Il trattato, però, come gli altri scritti di saggistica di Cicerone, non è rivolto solo all’immediato destinatario, ma a tutto il pubblico di lingua latina, o meglio al pubblico privilegiato delle classi colte, ai rampolli della futura classe dirigente romana.

 

Insomma, anche l’ultimo Cicerone cerca di ritagliarsi uno spazio di azione “alto”.

 

Siamo nei momenti culminanti della sua vita (la composizione del De officiis è contemporanea alla stesura delle Filippiche), ed egli ha l’impressione di poter tornare ad avere un ruolo se non di guida politica, almeno di guida culturale della gioventù delle classi alte.

 

Come sappiamo sarà il suo ultimo errore, dato che proprio uno di questi giovani politicamente talentuosi, Ottaviano, si libererà cinicamente di lui consegnandolo ad Antonio in cambio dell’accordo triumvirale.

 

 

 



[1] Il giovane Leopardi, gli dedicò un’ode entusiastica in cui esaltava la scoperta.

[2] Traduzione in E. Narducci, op. cit., p. 328.

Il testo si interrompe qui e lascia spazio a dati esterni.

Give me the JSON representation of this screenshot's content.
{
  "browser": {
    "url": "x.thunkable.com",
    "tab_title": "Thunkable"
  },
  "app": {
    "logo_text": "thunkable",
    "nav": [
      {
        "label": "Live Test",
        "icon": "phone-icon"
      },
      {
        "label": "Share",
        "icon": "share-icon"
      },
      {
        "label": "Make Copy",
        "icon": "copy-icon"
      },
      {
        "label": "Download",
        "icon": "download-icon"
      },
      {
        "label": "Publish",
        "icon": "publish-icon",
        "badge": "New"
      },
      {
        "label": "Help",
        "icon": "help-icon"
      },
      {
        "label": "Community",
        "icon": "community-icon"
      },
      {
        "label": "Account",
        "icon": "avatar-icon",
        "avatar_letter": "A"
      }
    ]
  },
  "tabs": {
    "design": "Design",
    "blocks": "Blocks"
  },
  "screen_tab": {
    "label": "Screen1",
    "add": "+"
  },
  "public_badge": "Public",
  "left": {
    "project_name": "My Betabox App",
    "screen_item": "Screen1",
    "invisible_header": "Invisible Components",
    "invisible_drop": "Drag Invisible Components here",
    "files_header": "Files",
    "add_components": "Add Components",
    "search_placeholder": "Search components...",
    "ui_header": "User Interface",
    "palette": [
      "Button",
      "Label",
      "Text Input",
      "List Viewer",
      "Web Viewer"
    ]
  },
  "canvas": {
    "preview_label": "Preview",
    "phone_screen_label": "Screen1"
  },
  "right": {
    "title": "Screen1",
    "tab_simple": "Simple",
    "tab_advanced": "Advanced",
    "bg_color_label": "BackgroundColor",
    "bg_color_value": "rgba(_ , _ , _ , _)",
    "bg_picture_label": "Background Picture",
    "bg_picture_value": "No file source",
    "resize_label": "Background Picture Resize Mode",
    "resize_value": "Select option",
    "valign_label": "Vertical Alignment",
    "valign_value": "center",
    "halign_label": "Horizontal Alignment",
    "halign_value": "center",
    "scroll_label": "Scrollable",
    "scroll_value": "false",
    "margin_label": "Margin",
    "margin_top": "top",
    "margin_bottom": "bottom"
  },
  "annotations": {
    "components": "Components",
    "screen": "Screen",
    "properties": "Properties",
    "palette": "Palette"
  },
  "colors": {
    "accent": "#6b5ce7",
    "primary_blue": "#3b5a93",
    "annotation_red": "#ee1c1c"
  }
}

[3] L’unico momento in cui l’autore poneva questioni di ordine generale era nel libro, I quando Cicerone si chiedeva se, come affermava Carneade (e la tradizione cinica in generale) non esiste un fondamento oggettivo, naturale, della legge, ma essa è solo l’esito di un contratto sociale, di un accordo fra gli uomini, oppure, al contrario, esistono dei principi oggettivi inscritti nella natura umana ai quali devono rifarsi le leggi degli Stati. Egli propende senz’altro verso questa seconda linea di pensiero, che faceva capo agli insegnamenti degli stoici.